A terrestrial laser scanner measures the distance to an object with a precision in the order of millimeters. The quality of each single point in a point cloud affects post-processing applications, such as deformation analysis or 3D modeling. The quality of a scan point is influenced by four major factors: instrument calibration, atmospheric conditions, object properties and scan geometry. In this paper, the latter factor is investigated focusing on the influence of incidence angle, i.e. the angle between incoming laser beam and surface normal, on the precision of a scan point. It is shown that by considering the influence of incidence angle on the signal to noise ratio, the increase in measurement noise with increasing incidence angle can be successfully modeled.

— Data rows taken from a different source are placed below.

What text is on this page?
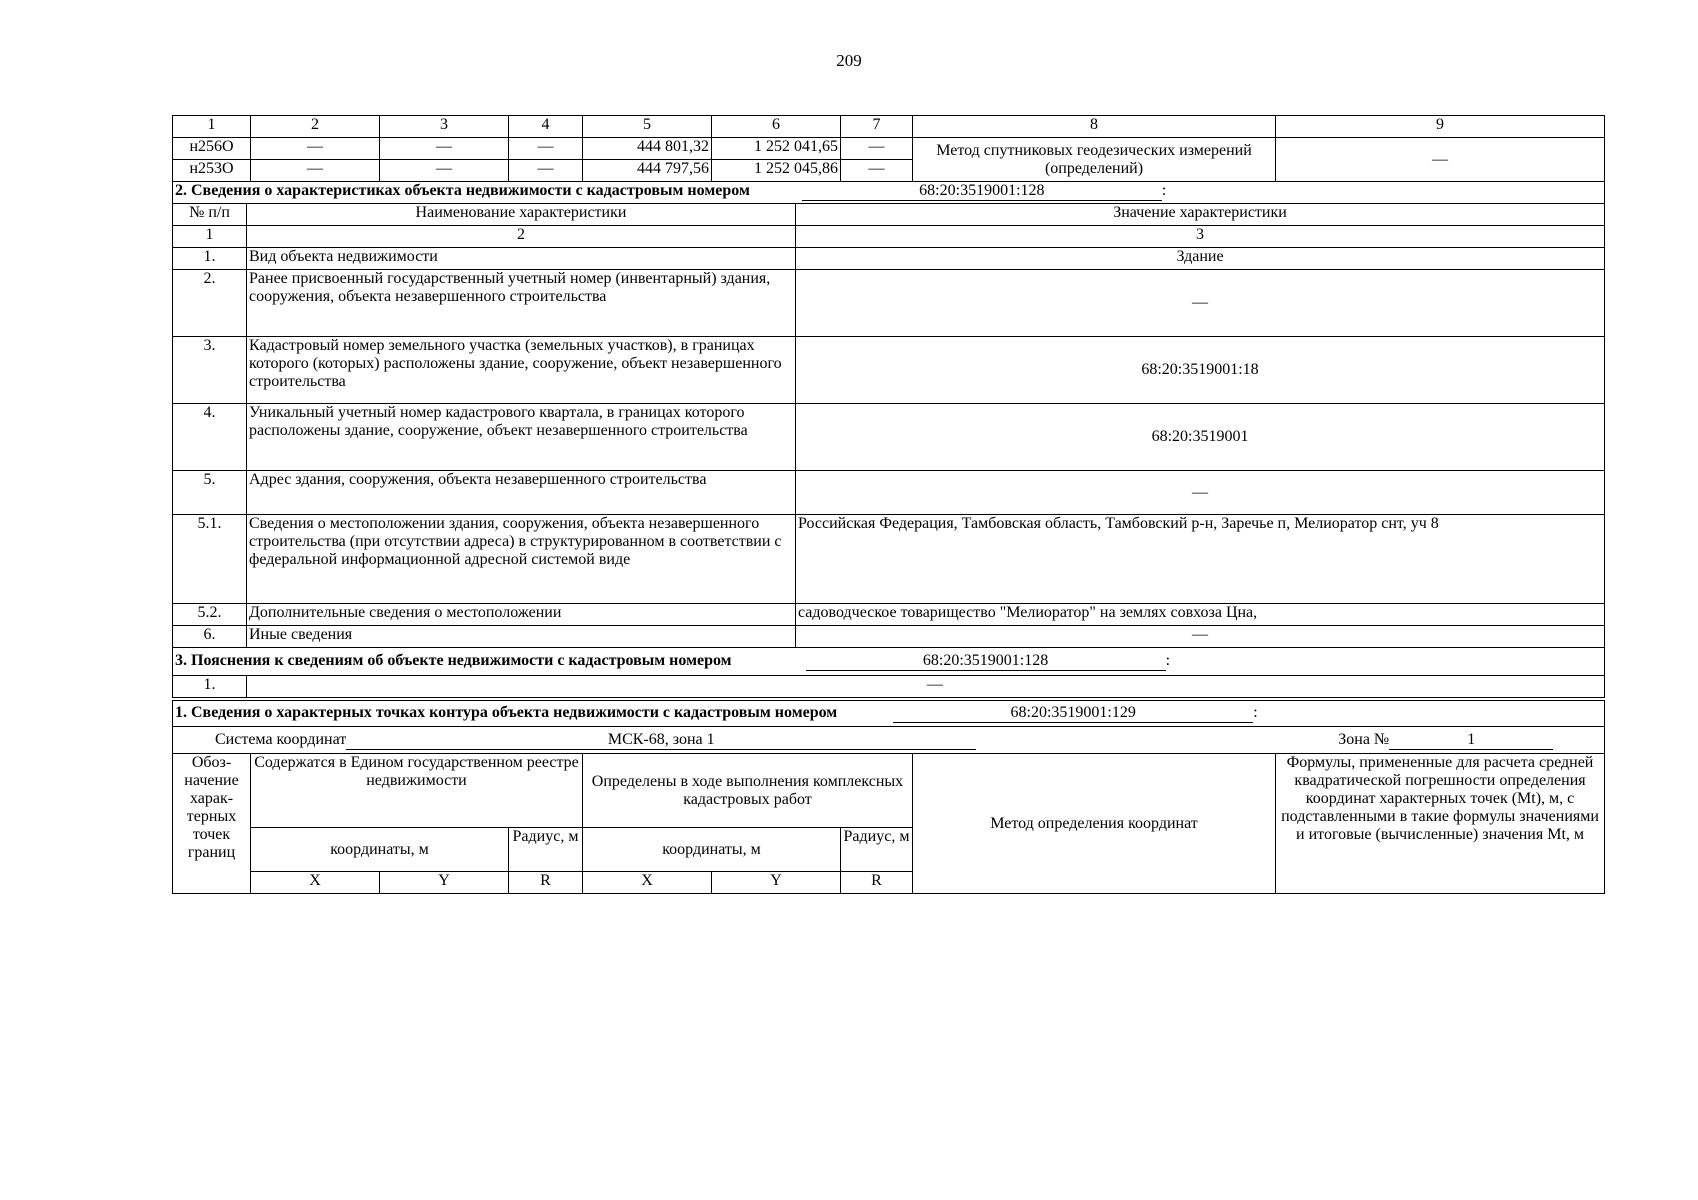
209
1	2	3	4	5	6	7	8	9
н256О	—	—	—	444 801,32	1 252 041,65	—	Метод спутниковых геодезических измерений (определений)	—
н253О	—	—	—	444 797,56	1 252 045,86	—		
2. Сведения о характеристиках объекта недвижимости с кадастровым номером 68:20:3519001:128 :		
№ п/п	Наименование характеристики	Значение характеристики
1	2	3
1.	Вид объекта недвижимости	Здание
2.	Ранее присвоенный государственный учетный номер (инвентарный) здания, сооружения, объекта незавершенного строительства	—
3.	Кадастровый номер земельного участка (земельных участков), в границах которого (которых) расположены здание, сооружение, объект незавершенного строительства	68:20:3519001:18
4.	Уникальный учетный номер кадастрового квартала, в границах которого расположены здание, сооружение, объект незавершенного строительства	68:20:3519001
5.	Адрес здания, сооружения, объекта незавершенного строительства	—
5.1.	Сведения о местоположении здания, сооружения, объекта незавершенного строительства (при отсутствии адреса) в структурированном в соответствии с федеральной информационной адресной системой виде	Российская Федерация, Тамбовская область, Тамбовский р-н, Заречье п, Мелиоратор снт, уч 8
5.2.	Дополнительные сведения о местоположении	садоводческое товарищество "Мелиоратор" на землях совхоза Цна,
6.	Иные сведения	—
3. Пояснения к сведениям об объекте недвижимости с кадастровым номером 68:20:3519001:128 :		
1.	—	
1. Сведения о характерных точках контура объекта недвижимости с кадастровым номером 68:20:3519001:129 :								
Система координат МСК-68, зона 1 Зона № 1								
Обоз-начение харак-терных точек границ	Содержатся в Едином государственном реестре недвижимости			Определены в ходе выполнения комплексных кадастровых работ			Метод определения координат	Формулы, примененные для расчета средней квадратической погрешности определения координат характерных точек (Mt), м, с подставленными в такие формулы значениями и итоговые (вычисленные) значения Mt, м
	координаты, м		Радиус, м	координаты, м		Радиус, м		
	X	Y	R	X	Y	R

The implications of this model are demonstrated on two practical experiments. In the first experiment, a reference plate is scanned at a fixed distance but under different scan angles. The analysis shows that also in a practical setting the influence of incidence angle could be successfully isolated, allowing the conclusion that above 60º the incidence angle dominates the scan point precision. In the second experiment it is demonstrated that for a typical point cloud of a room, 20% of the measurement noise is due to incidence angle. The results of this research make it feasible to optimize the scan locations in a measurement setup in the sense that noise due to incidence angle is minimized.